Elternschaft

Mutterschaftsurlaub

Der Mutterschaftsurlaub bezweckt einerseits die gesundheitliche Erholung von Schwangerschaft und Geburt, andererseits die Intensivierung der Mutter-Kind-Beziehung.

Mutterschaftsurlaub führt zu keiner Kürzung des Ferienanspruchs.

Anspruch

Arbeitnehmerinnen haben bei der Geburt ihres Kindes Anspruch auf einen bezahlten Mutterschaftsurlaub von insgesamt 16 Wochen. Sie erhalten während dieser Zeit den vollen Lohn.

Ausgenommen sind einzig befristete Arbeitsverhältnisse, bei denen der Anspruch auf bezahlten Urlaub nur bis zum vereinbarten Austrittstermin besteht sowie Kündigungen durch die Angestellten selber auf einen Termin vor Ablauf des Mutterschaftsurlaubs. In diesen Fällen besteht allenfalls ein Anspruch auf Mutterschaftsentschädigung direkt gegenüber der Ausgleichskasse.

Beginn des Urlaubs

Der bezahlte Mutterschaftsurlaub beginnt frühestens zwei Wochen vor dem ärztlich bestimmten Niederkunftstermin. Bleibt die Arbeitnehmerin wegen schwangerschaftsbedingten Beschwerden vor der Geburt der Arbeit fern, werden die letzten zwei Wochen der Abwesenheit vor dem tatsächlichen Niederkunftstermin dem 16-wöchigen Mutterschaftsurlaub angerechnet. Mindestens 14 Wochen des Urlaubs müssen nach der Geburt bezogen werden.

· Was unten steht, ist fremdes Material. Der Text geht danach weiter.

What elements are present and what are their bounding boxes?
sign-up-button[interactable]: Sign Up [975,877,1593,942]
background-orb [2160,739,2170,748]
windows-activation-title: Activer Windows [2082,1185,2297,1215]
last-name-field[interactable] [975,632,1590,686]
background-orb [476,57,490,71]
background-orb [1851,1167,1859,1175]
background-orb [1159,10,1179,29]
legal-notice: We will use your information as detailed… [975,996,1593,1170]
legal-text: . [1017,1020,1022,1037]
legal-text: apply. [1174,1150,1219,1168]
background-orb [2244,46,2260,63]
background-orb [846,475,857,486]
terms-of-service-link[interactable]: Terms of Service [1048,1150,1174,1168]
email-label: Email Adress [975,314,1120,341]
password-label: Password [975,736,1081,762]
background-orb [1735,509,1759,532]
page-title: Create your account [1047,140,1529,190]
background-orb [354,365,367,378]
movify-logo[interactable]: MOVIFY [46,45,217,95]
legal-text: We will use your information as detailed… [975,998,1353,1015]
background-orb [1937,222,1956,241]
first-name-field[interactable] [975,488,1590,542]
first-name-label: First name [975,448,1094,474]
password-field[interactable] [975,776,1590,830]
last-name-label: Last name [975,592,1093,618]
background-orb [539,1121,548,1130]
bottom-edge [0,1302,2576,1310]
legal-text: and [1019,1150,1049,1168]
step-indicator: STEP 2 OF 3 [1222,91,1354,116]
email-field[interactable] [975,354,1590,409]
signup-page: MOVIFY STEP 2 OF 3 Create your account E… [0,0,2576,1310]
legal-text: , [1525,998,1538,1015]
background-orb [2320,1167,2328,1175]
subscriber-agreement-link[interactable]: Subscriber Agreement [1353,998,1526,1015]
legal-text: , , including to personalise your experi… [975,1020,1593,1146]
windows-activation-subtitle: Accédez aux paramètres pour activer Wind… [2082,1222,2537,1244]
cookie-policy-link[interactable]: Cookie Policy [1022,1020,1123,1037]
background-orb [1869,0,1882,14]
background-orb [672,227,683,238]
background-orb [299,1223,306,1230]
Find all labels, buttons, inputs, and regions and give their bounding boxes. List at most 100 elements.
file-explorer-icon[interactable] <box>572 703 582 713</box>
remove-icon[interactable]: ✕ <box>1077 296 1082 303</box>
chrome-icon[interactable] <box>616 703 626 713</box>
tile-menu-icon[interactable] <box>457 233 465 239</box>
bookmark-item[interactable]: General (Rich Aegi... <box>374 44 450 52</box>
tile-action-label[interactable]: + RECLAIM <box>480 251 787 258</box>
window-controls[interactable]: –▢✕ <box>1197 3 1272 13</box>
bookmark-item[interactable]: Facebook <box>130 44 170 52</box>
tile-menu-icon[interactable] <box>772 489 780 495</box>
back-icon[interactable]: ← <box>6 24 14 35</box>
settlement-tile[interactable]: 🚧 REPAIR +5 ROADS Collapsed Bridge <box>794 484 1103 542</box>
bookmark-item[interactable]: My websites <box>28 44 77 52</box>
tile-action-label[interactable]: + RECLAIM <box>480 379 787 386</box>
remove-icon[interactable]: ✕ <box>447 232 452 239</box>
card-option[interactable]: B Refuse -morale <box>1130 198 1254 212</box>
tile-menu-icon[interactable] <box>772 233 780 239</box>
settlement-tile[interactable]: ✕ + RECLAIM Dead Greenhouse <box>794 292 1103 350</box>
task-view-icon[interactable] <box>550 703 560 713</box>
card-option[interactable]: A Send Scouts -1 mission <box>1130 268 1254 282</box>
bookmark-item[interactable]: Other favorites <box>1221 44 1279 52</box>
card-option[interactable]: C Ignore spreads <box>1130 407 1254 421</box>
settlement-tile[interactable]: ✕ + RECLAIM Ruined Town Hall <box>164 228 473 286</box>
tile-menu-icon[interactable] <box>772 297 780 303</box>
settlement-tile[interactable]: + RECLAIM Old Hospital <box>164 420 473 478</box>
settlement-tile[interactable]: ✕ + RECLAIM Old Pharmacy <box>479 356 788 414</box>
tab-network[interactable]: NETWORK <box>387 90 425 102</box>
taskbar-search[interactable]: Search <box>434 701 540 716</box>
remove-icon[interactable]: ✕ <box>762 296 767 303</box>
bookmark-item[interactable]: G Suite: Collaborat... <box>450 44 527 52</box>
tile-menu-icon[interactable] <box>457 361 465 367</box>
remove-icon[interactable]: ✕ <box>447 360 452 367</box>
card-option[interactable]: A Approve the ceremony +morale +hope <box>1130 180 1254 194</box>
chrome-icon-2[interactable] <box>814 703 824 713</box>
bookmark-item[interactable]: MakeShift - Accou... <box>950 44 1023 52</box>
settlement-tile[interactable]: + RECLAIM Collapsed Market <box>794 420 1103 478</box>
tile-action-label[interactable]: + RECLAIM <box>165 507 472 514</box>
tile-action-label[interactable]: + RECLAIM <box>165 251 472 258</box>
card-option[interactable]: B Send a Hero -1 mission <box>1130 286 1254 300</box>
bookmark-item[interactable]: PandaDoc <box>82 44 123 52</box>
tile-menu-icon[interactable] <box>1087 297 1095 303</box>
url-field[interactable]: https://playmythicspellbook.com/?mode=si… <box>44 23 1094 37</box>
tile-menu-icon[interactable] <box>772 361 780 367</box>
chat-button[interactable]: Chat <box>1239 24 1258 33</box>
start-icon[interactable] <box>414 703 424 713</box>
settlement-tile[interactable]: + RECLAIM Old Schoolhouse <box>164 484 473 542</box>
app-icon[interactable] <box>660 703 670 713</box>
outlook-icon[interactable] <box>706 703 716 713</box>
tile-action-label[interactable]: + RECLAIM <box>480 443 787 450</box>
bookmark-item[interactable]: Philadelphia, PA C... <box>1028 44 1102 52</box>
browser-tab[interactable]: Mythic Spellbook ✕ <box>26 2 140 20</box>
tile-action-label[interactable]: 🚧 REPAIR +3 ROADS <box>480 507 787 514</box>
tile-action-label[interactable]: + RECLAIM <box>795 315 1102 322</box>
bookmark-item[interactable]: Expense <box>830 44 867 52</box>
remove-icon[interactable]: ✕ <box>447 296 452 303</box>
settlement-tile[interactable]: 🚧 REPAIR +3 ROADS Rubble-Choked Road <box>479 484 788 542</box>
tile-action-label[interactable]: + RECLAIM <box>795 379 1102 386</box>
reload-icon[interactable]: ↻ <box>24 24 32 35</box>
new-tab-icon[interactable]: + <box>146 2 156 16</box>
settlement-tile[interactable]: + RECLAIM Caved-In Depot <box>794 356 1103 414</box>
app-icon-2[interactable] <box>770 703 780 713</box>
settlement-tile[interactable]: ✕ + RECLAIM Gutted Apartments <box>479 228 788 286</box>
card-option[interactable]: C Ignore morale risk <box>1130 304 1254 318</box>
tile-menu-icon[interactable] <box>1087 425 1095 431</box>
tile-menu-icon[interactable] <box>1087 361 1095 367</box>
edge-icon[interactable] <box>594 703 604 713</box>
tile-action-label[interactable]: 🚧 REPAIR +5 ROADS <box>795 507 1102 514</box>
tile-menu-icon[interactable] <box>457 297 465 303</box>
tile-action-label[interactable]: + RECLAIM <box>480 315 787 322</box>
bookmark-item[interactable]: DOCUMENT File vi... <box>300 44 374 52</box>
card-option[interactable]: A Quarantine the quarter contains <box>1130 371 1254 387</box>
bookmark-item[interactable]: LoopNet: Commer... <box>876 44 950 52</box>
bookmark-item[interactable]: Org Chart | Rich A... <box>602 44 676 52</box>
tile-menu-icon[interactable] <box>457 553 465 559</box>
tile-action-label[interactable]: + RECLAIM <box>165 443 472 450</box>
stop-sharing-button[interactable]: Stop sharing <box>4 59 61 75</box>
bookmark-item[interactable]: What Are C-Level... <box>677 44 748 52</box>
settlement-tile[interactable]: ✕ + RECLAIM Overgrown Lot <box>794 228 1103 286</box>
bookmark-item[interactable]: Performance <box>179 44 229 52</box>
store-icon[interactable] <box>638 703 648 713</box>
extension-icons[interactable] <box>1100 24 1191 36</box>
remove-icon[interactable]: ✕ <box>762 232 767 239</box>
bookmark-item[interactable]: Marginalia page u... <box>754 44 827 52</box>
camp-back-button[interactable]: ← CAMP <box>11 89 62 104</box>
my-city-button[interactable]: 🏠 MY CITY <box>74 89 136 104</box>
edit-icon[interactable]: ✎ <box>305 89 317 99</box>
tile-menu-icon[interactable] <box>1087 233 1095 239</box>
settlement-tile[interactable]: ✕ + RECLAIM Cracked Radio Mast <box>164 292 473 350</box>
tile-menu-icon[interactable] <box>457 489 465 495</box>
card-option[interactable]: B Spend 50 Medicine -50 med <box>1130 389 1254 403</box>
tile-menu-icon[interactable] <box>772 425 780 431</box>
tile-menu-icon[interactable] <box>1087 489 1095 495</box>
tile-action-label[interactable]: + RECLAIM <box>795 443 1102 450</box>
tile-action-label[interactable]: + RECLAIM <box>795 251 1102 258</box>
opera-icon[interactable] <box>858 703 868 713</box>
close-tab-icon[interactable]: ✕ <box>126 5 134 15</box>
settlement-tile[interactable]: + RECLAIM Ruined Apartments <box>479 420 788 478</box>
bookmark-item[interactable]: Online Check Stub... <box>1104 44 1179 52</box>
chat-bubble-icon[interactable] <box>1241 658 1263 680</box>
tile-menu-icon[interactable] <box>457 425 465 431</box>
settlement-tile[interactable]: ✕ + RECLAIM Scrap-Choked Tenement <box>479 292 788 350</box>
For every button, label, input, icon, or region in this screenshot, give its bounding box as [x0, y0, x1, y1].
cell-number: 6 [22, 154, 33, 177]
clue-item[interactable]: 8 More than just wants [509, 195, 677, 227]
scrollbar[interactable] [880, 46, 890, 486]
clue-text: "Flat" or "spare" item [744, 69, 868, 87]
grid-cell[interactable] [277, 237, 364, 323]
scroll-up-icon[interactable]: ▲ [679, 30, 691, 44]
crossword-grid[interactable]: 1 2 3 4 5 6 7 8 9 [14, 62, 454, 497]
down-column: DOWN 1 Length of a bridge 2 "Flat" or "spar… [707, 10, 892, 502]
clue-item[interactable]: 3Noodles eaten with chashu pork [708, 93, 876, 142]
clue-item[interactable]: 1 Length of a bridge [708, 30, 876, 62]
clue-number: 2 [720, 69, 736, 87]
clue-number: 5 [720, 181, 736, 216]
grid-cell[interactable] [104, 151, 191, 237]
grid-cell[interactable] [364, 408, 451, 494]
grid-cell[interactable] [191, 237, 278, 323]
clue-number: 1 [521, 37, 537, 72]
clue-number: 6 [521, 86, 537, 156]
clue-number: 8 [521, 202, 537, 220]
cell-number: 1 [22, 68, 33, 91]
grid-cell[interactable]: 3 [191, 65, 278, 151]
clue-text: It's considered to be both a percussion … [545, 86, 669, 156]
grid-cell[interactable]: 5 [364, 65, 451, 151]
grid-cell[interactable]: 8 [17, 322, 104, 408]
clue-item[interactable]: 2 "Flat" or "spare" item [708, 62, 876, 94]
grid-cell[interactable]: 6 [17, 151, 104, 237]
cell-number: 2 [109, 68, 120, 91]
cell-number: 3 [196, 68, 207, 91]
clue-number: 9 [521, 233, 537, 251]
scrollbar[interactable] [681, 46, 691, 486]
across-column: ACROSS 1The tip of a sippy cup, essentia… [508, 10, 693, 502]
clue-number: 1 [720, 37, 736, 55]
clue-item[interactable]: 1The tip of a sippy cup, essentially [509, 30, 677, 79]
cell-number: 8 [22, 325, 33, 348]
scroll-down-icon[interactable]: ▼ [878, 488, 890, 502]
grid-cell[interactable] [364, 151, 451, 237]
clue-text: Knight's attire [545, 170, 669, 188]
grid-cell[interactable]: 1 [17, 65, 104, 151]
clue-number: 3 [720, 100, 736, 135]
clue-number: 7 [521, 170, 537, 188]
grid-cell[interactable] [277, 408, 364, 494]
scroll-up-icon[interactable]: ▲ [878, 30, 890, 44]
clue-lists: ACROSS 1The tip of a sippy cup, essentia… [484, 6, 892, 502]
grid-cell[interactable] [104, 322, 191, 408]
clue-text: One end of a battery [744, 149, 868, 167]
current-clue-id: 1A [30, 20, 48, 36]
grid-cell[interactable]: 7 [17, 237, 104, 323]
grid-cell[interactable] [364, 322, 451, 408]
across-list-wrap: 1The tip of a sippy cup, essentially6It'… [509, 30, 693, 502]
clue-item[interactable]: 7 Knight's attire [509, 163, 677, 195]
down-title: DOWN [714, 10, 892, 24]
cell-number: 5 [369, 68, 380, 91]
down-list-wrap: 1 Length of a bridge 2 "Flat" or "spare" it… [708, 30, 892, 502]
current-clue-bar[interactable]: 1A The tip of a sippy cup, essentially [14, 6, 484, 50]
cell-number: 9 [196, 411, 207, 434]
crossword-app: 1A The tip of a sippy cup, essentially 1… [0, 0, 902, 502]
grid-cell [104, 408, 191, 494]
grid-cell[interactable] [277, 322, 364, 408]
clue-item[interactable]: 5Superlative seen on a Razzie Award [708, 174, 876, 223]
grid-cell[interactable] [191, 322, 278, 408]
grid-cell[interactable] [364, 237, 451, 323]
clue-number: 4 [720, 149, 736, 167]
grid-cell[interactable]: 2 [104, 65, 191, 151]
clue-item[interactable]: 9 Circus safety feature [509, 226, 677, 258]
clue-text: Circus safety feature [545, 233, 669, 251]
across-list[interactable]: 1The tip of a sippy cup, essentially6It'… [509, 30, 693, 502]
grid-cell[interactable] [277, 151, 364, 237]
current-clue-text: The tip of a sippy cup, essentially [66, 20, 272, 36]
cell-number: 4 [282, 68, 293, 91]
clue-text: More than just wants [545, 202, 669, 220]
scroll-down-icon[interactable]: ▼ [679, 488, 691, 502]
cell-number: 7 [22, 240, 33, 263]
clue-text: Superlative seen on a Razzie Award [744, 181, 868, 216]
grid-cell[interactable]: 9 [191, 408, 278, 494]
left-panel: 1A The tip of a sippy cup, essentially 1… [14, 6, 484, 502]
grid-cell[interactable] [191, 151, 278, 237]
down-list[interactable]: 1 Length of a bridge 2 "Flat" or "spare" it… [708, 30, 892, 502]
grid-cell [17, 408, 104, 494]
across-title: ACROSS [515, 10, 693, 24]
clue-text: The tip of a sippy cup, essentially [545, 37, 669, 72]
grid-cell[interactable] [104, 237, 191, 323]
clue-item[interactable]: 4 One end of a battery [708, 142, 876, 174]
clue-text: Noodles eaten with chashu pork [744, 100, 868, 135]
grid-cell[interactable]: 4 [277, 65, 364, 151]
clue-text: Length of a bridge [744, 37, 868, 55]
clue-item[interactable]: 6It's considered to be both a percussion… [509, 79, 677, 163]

Hat die Mitarbeitende den Mutterschaftsurlaub zwei Wochen vor dem ärztlich bestimmten Termin angetreten und hat sie die Niederkunft nach diesem ärztlichen Termin, werden die Tage zwischen dem ärztlich errechneten Zeitpunkt und der tatsächlichen Niederkunft nicht vom Mutterschaftsurlaub abgezogen, sondern als unbezahlter Urlaub gewährt.